There’s a cycling event on this weekend and all the roads are closed, so I can’t go flying today. The weather is also extremely windy, so I don’t know if I would have actually tried flying in these conditions? It’s a day for big gliders which like the wind, as I can see lots of development happening in the clouds as they’re being blown overhead. I probably would have gone flying if I could, but I wouldn’t have risked the autogyro.

On the subject of autogyros, I’ve been reading the modelflying thread on the Atom build to try and get to the root cause of my problems. When I finally got to page 20 (there’s a lot of information there), I read about somebody else having problems with it rolling left on take-off. The reason is given as “insufficient rotor speed”, which is what I had suspected. Now, interestingly, there’s also a bit on hand-launching autogyros and they include a link to the very same YouTube video I mentioned last week. My problem stems from the bumpy nature of the grass I’m trying to fly from, so I either need bigger wheels, or I might have to bite the bullet and throw it. I still need to do some more experiments outside in the wind to see how fast the rotors can be made to spin. In the hand-launch clip, it’s stated that, “you should be able to feel the lift pulling it out of your hand”. I never felt that it was producing as much lift as I would have expected, so that needs some more testing. Hopefully we’ll achieve some air under the wheels in the not too distant future?

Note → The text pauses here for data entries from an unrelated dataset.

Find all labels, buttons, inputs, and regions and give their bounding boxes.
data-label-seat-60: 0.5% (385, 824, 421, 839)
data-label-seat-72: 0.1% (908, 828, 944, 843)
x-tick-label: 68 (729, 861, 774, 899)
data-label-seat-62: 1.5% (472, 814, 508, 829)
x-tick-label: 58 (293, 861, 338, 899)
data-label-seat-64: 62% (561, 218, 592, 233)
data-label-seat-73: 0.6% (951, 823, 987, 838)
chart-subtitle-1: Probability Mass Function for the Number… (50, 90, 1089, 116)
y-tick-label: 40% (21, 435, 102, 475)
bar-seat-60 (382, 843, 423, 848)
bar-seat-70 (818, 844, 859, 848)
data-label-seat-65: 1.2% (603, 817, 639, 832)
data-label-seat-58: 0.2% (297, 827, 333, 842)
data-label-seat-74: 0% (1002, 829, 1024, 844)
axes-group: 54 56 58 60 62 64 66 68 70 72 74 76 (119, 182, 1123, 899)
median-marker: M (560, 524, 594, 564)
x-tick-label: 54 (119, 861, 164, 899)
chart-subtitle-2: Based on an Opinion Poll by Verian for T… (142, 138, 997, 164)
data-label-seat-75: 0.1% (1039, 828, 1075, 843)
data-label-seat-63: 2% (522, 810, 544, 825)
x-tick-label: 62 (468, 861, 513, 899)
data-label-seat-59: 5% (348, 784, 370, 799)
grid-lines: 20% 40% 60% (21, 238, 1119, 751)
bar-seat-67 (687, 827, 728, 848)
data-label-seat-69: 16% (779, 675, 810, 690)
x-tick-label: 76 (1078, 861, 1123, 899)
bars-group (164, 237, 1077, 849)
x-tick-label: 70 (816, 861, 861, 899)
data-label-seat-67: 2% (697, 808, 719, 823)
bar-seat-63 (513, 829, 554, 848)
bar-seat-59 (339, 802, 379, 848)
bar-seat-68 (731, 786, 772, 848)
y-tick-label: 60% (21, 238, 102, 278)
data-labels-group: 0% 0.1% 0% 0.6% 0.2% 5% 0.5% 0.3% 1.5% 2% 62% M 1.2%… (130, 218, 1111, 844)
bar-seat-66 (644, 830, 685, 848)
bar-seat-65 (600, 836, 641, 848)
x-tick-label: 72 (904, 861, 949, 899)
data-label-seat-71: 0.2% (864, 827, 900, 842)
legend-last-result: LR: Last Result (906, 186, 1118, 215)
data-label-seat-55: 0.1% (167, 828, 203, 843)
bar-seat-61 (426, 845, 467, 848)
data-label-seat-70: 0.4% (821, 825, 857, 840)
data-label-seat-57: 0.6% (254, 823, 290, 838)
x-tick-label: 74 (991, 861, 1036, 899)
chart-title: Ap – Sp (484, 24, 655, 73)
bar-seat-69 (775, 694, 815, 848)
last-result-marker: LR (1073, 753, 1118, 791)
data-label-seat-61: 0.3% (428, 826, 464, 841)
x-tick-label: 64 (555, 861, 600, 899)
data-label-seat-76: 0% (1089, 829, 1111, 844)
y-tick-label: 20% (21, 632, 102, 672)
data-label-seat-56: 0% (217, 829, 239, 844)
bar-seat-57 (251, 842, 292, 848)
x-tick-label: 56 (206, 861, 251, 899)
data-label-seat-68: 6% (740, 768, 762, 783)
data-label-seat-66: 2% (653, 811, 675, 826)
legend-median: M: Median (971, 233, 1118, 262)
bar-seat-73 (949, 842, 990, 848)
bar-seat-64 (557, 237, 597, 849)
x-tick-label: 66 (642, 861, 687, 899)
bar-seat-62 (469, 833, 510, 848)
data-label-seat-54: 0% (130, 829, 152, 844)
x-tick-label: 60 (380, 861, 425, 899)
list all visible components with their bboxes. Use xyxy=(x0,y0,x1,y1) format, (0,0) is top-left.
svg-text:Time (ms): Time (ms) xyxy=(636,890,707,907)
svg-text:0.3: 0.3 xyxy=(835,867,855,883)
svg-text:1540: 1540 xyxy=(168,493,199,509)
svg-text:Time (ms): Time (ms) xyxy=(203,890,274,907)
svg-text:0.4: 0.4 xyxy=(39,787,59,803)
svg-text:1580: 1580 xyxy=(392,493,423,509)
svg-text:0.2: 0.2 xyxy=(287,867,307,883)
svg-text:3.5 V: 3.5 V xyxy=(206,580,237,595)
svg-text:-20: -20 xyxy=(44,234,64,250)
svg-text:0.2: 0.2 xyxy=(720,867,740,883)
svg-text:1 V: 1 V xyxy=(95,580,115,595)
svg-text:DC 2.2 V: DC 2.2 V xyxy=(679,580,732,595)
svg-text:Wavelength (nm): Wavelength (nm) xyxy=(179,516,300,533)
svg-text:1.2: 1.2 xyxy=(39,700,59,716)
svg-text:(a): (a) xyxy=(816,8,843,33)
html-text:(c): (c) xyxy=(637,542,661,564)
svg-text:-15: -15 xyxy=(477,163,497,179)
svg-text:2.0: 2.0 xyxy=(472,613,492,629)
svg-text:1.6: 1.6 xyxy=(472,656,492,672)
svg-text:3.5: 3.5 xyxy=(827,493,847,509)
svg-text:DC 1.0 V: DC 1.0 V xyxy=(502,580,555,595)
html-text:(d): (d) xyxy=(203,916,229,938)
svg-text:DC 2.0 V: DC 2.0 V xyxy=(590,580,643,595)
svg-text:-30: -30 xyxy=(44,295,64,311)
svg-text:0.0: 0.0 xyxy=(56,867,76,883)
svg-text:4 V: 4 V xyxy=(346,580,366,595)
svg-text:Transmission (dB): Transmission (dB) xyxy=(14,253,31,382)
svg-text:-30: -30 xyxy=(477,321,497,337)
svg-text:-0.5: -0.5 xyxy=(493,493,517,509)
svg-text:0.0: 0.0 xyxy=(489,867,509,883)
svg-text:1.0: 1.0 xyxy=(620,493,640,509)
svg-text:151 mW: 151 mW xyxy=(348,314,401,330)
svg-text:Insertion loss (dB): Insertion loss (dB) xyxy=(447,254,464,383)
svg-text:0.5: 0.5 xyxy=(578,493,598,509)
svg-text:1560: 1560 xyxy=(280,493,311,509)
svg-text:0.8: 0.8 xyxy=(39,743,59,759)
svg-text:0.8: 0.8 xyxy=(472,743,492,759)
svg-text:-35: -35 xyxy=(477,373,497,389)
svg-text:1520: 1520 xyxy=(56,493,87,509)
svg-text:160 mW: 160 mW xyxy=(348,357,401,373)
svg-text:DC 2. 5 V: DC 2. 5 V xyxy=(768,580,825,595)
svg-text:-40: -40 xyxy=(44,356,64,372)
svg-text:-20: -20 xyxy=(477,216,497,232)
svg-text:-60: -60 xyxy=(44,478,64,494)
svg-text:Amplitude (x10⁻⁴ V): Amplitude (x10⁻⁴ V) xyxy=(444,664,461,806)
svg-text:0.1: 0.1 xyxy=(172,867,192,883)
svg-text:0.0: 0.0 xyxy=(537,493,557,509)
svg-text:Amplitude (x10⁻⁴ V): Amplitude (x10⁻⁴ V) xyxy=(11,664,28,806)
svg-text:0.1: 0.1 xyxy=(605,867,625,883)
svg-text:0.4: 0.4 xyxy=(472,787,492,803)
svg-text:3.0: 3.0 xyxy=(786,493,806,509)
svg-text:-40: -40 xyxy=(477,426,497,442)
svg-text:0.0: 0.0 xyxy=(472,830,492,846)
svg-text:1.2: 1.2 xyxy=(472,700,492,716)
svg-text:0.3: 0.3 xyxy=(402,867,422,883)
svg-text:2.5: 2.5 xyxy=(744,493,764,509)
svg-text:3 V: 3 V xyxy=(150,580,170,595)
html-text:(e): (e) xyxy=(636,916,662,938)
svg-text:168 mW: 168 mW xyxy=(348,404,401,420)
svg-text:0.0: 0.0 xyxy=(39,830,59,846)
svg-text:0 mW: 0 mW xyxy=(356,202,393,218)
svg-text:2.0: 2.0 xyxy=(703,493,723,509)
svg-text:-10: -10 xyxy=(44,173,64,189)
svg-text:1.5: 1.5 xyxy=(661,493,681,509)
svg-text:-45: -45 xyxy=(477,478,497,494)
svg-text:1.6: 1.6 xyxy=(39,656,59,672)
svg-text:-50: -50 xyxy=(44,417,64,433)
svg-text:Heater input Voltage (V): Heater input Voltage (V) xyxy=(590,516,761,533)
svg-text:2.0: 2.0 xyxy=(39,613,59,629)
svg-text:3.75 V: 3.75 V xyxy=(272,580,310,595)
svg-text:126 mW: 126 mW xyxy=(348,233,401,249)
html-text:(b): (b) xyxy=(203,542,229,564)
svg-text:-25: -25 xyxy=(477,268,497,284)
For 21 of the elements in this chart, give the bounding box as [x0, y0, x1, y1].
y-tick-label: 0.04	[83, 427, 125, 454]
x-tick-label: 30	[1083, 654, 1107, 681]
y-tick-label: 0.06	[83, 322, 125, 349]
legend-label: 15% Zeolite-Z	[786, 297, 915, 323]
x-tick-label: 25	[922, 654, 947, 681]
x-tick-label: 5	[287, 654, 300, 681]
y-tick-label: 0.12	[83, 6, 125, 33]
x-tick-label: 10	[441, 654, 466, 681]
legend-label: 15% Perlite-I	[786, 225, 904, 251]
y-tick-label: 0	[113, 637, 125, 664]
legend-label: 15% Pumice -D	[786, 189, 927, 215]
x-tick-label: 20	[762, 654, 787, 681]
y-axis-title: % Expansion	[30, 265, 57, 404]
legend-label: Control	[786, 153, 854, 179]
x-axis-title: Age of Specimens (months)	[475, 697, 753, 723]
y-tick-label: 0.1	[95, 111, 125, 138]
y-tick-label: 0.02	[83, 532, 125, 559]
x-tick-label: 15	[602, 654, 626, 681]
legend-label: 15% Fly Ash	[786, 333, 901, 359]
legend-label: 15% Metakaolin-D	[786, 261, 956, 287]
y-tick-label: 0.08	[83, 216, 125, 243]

I’ve also been looking at the videos I took the week before last, both of the autogyro test and of me flying the RS352. The autogyro test doesn’t show very much, as all I can see is it whizzing off into the distance and it disappears into the grass because of the low camera angle. Watching three flights with the RS352 was interesting with the camera pointing up into the sky and the wide angle fish-eye lens of the GoPro Hero 4 Session camera. The first thing that struck me was, “I don’t remember the sky looking quite so dark and threatening”. It looks like there’s about to be a thunderstorm and you can hear the wind whistling around the microphone. These are the conditions we seem to have to fly in these days. The second thing is that the fish-eye effect is great for showing the area I’m flying in, but I have real difficulty working out what the aircraft is doing. I can’t tell the orientation and height, even though I can see myself standing there flying it. The Cuban Eights are fun to watch though. I might have a go at editing this and posting a flying video if I get the time, as this is the best I’ve managed to produce so far.